L’Inaccessible Etoile. Du profane au Franc-Maçon

Ce premier livre de Frédéric Pinson-Meilhac est une sorte de docu-roman d’immersion au sein de la Franc-maçonnerie, un journal intime maçonnique, témoignage très personnel qui évoque au-delà de l’expérience maçonnique elle-même, la vie intérieure d’un homme dans le monde troublé et troublant d’aujourd’hui.

L’intérêt de ce livre, qui se lit facilement grâce à l’écriture fluide et au regard alerte de l’auteur, capable aussi d’autodérision, est sans doute de replacer la démarche maçonnique au cœur de la vie quotidienne et de l’histoire d’une personne. Loin d’un essai sur le symbolisme, la structure ou l’histoire maçonnique, ce témoignage nous rappelle que la rencontre avec la Franc-maçonnerie ne va pas de soi et s’inscrit dans un parcours de vie.

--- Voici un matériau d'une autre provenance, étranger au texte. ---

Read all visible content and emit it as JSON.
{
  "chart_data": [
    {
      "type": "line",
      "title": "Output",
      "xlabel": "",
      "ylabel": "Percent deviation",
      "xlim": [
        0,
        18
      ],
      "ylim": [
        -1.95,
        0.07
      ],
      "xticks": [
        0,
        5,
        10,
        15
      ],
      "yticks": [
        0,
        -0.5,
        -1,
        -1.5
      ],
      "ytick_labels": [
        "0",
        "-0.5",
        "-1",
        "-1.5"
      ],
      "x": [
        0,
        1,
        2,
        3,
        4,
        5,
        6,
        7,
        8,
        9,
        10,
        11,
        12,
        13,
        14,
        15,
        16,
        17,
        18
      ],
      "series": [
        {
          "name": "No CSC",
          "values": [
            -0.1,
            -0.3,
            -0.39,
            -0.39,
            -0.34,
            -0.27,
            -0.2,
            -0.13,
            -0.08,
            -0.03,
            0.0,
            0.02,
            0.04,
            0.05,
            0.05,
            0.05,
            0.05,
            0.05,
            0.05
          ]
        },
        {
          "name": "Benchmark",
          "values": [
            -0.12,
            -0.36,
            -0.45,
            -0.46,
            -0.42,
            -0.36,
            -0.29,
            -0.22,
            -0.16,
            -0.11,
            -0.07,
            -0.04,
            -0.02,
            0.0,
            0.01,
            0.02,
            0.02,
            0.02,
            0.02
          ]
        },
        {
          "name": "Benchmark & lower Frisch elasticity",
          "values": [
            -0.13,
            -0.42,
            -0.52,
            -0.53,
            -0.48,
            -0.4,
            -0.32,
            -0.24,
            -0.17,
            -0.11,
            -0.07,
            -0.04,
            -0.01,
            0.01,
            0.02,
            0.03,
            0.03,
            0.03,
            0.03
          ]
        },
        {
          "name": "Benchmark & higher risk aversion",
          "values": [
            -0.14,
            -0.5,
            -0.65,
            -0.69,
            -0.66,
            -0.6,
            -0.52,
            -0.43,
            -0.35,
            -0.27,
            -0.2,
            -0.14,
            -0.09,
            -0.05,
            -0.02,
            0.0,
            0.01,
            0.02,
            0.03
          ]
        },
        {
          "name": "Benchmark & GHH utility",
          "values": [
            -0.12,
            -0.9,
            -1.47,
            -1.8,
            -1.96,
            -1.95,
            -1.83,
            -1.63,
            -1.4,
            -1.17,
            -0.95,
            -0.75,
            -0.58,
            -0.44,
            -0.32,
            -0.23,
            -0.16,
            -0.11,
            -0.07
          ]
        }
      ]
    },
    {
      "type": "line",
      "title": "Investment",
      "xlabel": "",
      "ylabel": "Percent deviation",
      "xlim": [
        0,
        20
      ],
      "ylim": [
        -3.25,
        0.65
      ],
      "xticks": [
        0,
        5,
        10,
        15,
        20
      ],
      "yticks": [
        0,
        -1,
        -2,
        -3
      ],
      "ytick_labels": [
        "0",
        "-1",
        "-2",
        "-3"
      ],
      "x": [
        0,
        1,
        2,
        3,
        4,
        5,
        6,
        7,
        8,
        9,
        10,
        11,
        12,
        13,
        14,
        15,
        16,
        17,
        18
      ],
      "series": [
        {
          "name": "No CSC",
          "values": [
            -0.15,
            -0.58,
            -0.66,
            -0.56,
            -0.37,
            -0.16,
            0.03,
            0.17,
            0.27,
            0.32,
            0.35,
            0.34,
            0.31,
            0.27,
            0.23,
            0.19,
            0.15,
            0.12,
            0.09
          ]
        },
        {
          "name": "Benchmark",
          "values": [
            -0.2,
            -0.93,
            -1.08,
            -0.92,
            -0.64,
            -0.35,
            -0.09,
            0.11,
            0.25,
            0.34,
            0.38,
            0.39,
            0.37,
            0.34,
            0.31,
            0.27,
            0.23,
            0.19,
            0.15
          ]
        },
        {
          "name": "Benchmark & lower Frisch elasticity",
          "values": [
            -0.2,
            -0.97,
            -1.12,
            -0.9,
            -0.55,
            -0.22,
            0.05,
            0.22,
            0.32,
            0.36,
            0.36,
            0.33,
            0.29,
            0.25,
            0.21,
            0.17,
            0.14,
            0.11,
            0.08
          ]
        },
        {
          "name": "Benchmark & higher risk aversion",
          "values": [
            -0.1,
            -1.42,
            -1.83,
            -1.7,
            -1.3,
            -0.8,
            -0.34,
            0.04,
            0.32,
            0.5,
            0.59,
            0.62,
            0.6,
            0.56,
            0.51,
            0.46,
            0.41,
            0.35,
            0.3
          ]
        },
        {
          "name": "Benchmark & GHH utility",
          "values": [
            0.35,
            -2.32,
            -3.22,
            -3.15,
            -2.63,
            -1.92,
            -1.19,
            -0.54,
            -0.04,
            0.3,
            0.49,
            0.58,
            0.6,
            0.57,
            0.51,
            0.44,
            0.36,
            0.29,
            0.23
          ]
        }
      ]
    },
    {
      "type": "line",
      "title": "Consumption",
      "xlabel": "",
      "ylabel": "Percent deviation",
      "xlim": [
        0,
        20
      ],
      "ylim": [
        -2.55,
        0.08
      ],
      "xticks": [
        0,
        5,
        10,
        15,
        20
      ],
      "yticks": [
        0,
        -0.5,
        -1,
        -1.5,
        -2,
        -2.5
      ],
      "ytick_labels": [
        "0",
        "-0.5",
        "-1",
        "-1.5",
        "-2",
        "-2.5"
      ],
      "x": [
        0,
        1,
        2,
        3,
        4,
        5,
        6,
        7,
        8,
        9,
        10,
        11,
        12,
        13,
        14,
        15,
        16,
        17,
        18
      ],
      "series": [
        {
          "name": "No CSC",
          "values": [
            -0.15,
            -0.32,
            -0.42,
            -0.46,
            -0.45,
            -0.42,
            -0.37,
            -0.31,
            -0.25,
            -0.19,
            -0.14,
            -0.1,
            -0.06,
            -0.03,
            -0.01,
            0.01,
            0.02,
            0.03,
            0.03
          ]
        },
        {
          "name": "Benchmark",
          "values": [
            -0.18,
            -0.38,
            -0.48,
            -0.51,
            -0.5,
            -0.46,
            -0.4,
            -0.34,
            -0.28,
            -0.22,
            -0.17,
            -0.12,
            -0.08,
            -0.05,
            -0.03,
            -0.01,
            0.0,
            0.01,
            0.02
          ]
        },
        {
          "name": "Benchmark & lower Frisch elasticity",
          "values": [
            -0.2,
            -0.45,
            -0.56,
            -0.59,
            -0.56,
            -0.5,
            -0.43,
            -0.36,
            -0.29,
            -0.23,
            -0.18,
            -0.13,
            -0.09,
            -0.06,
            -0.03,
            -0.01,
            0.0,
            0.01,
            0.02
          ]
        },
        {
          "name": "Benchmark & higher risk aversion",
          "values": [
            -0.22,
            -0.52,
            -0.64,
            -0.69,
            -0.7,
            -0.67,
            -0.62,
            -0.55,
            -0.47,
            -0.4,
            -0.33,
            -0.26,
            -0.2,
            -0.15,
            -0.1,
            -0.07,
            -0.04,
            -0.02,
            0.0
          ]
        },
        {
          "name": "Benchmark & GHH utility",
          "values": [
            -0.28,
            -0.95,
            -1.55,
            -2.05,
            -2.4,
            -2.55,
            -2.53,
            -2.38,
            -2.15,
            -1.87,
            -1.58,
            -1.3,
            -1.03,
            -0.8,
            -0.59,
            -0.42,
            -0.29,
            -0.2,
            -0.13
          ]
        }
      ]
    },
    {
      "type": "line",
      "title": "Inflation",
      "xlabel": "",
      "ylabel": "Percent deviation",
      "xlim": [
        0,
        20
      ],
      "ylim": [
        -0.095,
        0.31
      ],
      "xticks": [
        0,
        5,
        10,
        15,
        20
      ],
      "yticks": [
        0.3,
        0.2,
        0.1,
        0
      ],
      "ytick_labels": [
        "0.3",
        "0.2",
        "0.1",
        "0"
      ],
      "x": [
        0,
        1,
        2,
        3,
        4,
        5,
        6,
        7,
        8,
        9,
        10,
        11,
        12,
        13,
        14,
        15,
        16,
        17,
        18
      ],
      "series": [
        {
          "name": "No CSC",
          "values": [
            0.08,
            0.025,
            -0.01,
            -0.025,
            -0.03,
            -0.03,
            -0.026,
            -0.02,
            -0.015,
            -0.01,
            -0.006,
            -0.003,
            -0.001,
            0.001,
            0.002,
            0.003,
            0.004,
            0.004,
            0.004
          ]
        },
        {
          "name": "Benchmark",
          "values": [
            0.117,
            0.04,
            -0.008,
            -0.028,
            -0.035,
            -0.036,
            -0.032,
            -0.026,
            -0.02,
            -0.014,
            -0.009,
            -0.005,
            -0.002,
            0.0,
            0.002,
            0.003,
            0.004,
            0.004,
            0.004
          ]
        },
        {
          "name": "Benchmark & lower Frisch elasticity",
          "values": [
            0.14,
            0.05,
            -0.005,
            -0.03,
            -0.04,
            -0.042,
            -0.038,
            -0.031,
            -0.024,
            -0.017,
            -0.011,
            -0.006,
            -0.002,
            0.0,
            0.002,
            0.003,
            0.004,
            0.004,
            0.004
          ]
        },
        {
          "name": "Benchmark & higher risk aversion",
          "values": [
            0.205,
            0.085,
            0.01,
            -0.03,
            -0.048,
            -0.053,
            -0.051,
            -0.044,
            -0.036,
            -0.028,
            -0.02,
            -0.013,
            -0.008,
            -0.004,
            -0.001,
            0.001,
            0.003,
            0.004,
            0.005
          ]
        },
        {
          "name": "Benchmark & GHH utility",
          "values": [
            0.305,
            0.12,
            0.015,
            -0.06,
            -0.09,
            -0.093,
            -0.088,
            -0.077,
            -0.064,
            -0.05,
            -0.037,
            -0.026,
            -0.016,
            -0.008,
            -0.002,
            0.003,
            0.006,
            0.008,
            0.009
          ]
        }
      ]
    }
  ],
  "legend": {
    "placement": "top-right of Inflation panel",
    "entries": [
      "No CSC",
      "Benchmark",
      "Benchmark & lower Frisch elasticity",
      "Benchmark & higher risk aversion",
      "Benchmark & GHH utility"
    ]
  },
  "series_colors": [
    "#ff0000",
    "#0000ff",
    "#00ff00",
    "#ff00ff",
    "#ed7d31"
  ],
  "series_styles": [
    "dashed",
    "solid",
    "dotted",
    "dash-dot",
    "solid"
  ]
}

Le propos, tantôt distancié, tantôt collé à la vie, en dit long sur les conditions, incidents, accidents, opportunités qui font d’un profane un Franc-maçon. Si, le temps et l’espace maçonniques constituent une parenthèse pendant laquelle chacun peut se rapprocher de soi-même, une fois sortie de cette parenthèse, le Franc-maçon au sein de sa famille, dans son milieu professionnel, au cœur du monde est confronté à l’écart parfois violent entre un idéal et un quotidien obscur, entre l’être et la tenaille de l’avoir et du faire.

Ce témoignage contribue à une nécessaire réflexion sur la préparation du profane et l’accompagnement du Franc-maçon trop souvent laissé seul avec les multiples contradictions que le processus initiatique ne manque pas de faire émerger, parfois dans des situations tragiques.

Frédéric Pinson-Meilhac rend compte d’un moment tout à la fois empli de gravité et de profondeur, un moment finalement banal, lot quotidien des êtres humains, et pourtant révélateur de la complexité humaine comme de la justesse des valeurs humanistes. Un frère qui n’a pu s’exprimer, visiblement dans un grand malaise, prend en définitive la parole lors des agapes :

- « Pardonnez mon émotion mes frères, pour tout vous dire, aujourd’hui, je ne souhaitais pas venir à notre tenue ce soir et encore moins rester à l’Agape. Aujourd’hui, ça a été une très mauvaise journée en apprenant une grave nouvelle. Ma femme a eu la confirmation qu’elle était atteinte d’une sale maladie. Le pire, c’est qu’en sortant de chez le toubib, j’étais plus mal qu’elle ! En fait, c’est elle qui m’a poussé à venir en tenue et j’ai lâchement dit oui. Mais là, avec vous, j’ai ressassé pendant toute la tenue, me reprochant de l’avoir laissée seule, vous comprenez ?

L’ensemble de l’assistance restait silencieuse dans l’attente respectueuse de la suite du discours de ce frère. J’avais l’étrange sentiment que tous le portaient. Chacun prenait ainsi la part qu’il pouvait des problèmes de cet homme.

- Curieusement, reprit-il, avant de passer à table, je l’ai eue au téléphone, je lui ai indiqué ma gêne, elle a insisté pour que je reste et savez-vous ce qu’elle m’a dit, mes frères ? Bien sûr, personne n’en avait la moindre idée.

- Et bien, elle m’a dit : reste mon chéri, tu es bien avec eux et sans doute, grâce à cette soirée, tu iras mieux toi aussi. Le fait de te retrouver après, m’apportera un vrai rayon de soleil. » C’est peut-être cette dernière phrase qui, à elle seule, peut justifier la vaste entreprise maçonnique, rappelant la fonction ultime de cette institution à vocation initiatique.